To compensate for the impact on farmers, who will have to make a special effort to comply with the new rules, Brussels also proposed that they could benefit from the Common Agricultural Policy (CAP) support for five years.

Brussels presented the initiative to decrease the use of pesticides as part of a package of proposals to help make the so-called Green Deal a reality, which also includes rules aimed at restoring biodiversity in the EU by 2050.

“The proposal will contribute to the sustainable construction of food systems in line with the European Green Deal and the Farm to Table strategy while ensuring lasting food security and protecting our health,” the Commission stated.


Scientists and citizens are increasingly concerned about the use of pesticides and the accumulation of their residues and metabolites in the environment, and the Conference on the Future of Europe, in which Europeans from all countries participated, specifically called for addressing the use and risk of pesticides, the Commission added.

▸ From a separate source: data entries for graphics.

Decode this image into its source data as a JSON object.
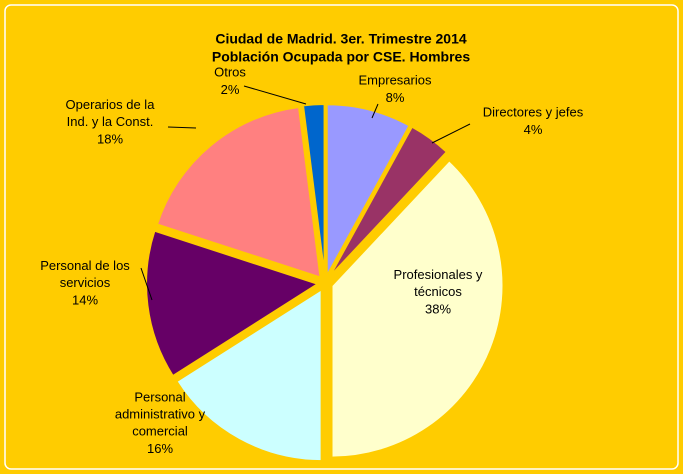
{
  "chart_data": {
    "type": "pie",
    "title": "Ciudad de Madrid. 3er. Trimestre 2014",
    "subtitle": "Población Ocupada por CSE. Hombres",
    "categories": [
      "Empresarios",
      "Directores y jefes",
      "Profesionales y técnicos",
      "Personal administrativo y comercial",
      "Personal de los servicios",
      "Operarios de la Ind. y la Const.",
      "Otros"
    ],
    "values": [
      8,
      4,
      38,
      16,
      14,
      18,
      2
    ],
    "value_labels": [
      "8%",
      "4%",
      "38%",
      "16%",
      "14%",
      "18%",
      "2%"
    ],
    "colors": [
      "#9999ff",
      "#993366",
      "#ffffcc",
      "#ccffff",
      "#660066",
      "#ff8080",
      "#0066cc"
    ],
    "background": "#ffcc00"
  }
}
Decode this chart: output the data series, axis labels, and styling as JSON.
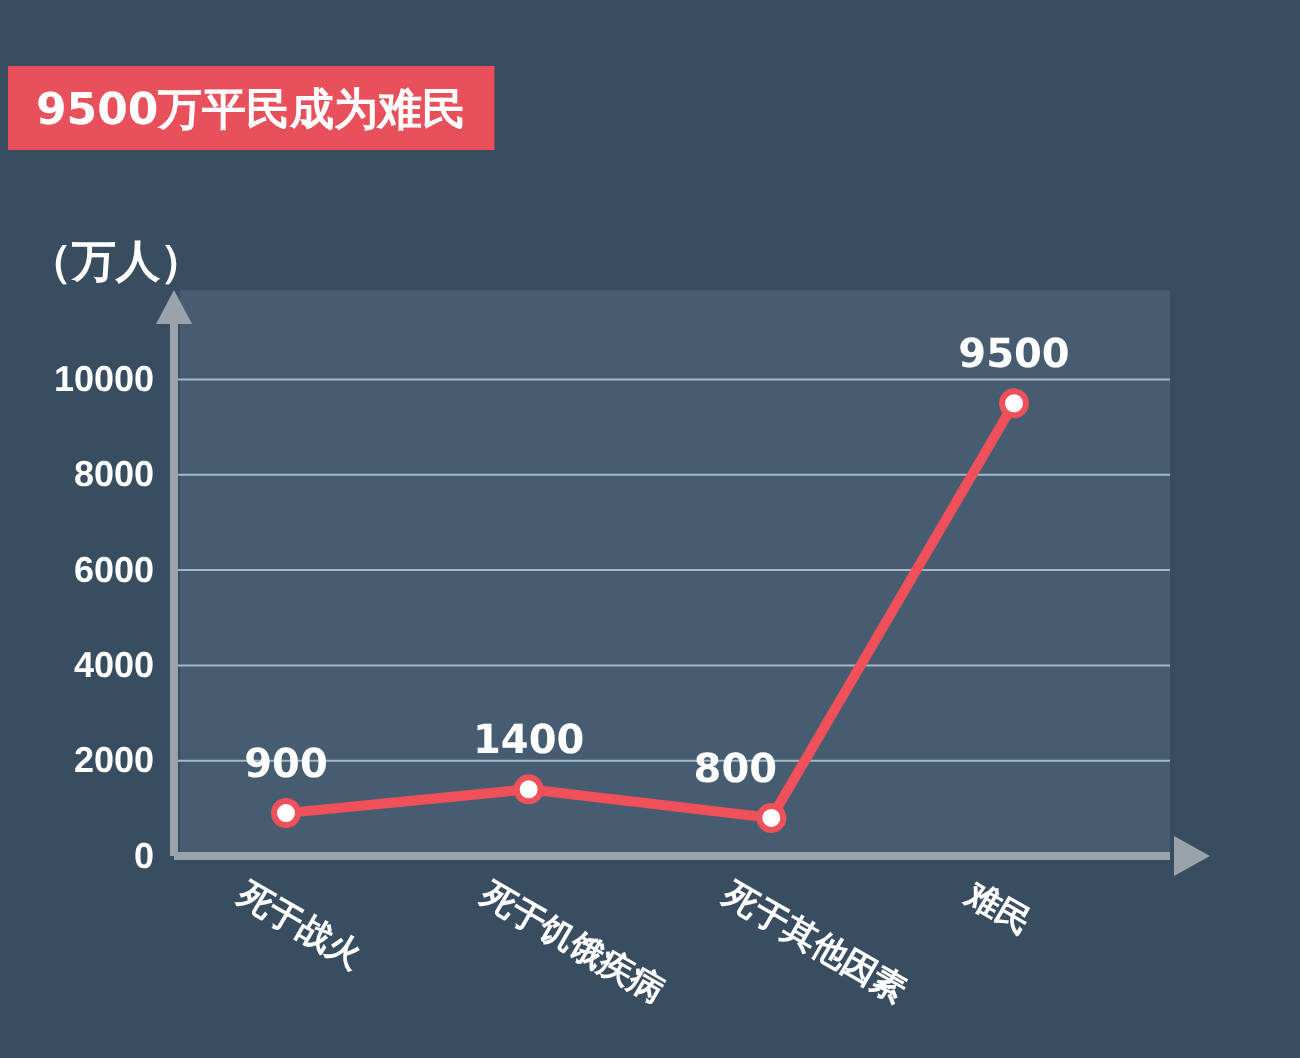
{
  "chart_data": {
    "type": "line",
    "title": "9500万平民成为难民",
    "ylabel": "（万人）",
    "categories": [
      "死于战火",
      "死于饥饿疾病",
      "死于其他因素",
      "难民"
    ],
    "series": [
      {
        "color": "#f0505a",
        "values": [
          900,
          1400,
          800,
          9500
        ]
      }
    ],
    "ylim": [
      0,
      11500
    ],
    "yticks": [
      0,
      2000,
      4000,
      6000,
      8000,
      10000
    ],
    "grid": "y",
    "marker": "circle",
    "line_style": "solid",
    "data_labels": true
  }
}
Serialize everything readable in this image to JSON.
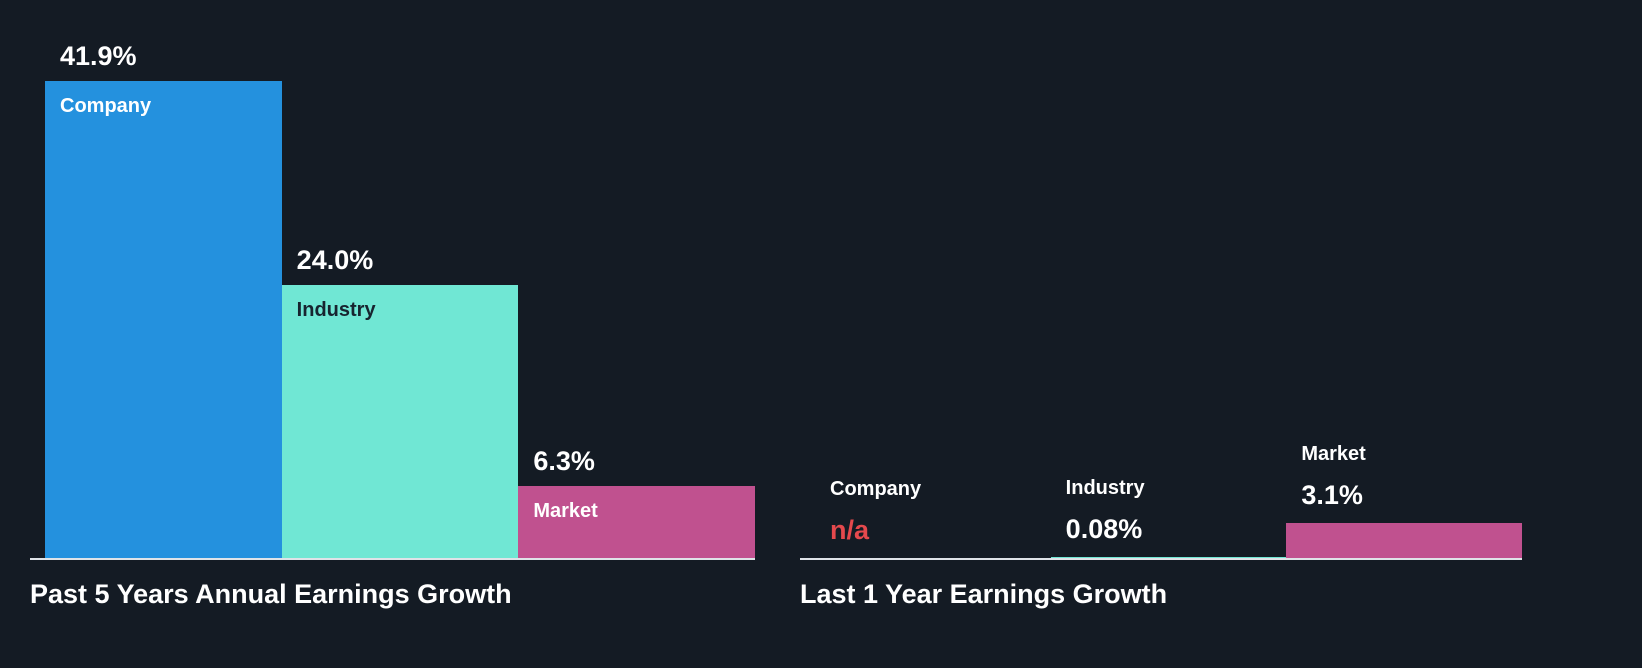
{
  "theme": {
    "background": "#141b24",
    "text_color": "#ffffff",
    "axis_line_color": "#dfe3e8",
    "na_text_color": "#e5494d",
    "bar_blue": "#2491de",
    "bar_teal": "#70e7d4",
    "bar_pink": "#c0518f"
  },
  "chart_data": [
    {
      "type": "bar",
      "title": "Past 5 Years Annual Earnings Growth",
      "categories": [
        "Company",
        "Industry",
        "Market"
      ],
      "values": [
        41.9,
        24.0,
        6.3
      ],
      "value_labels": [
        "41.9%",
        "24.0%",
        "6.3%"
      ],
      "unit": "%",
      "bar_colors": [
        "#2491de",
        "#70e7d4",
        "#c0518f"
      ],
      "category_label_colors": [
        "#ffffff",
        "#17242f",
        "#ffffff"
      ],
      "value_label_colors": [
        "#ffffff",
        "#ffffff",
        "#ffffff"
      ],
      "category_label_position": "inside-bar",
      "ylim": [
        0,
        49
      ],
      "grid": false,
      "legend": "none"
    },
    {
      "type": "bar",
      "title": "Last 1 Year Earnings Growth",
      "categories": [
        "Company",
        "Industry",
        "Market"
      ],
      "values": [
        null,
        0.08,
        3.1
      ],
      "value_labels": [
        "n/a",
        "0.08%",
        "3.1%"
      ],
      "unit": "%",
      "bar_colors": [
        "#2491de",
        "#70e7d4",
        "#c0518f"
      ],
      "category_label_colors": [
        "#ffffff",
        "#ffffff",
        "#ffffff"
      ],
      "value_label_colors": [
        "#e5494d",
        "#ffffff",
        "#ffffff"
      ],
      "category_label_position": "above-bar",
      "ylim": [
        0,
        49
      ],
      "grid": false,
      "legend": "none"
    }
  ]
}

According to Brussels, the existing pesticide legislation has proven to be too weak and has been applied unevenly.

Thus, the EC proposes legally binding EU and national targets to reduce the use and risk of chemical pesticides and the use of the most dangerous pesticides by 50% by 2030.

In addition, it proposes new rules on pest control, which will ensure that all farmers and other professional users practice integrated pest management.


The measures also include mandatory record-keeping for farmers and other professional users.


In addition, Member States should lay down specific rules for crops and identify alternatives to be used in place of chemical pesticides.


Another novelty is the total ban on pesticides in sensitive areas, such as urban green areas, including public parks and gardens, playgrounds, schools, and sports centers, as well as protected areas of the Natura 2000 network and any ecologically sensitive areas to be preserved for threatened pollinators.

The European Commission’s (EC) proposal to reduce the use of chemical pesticides by 50% by 2023 was welcomed by the For Another CAP coalition, which includes around thirty organizations from organic farming, extensive livestock farming, NGOs, and food experts.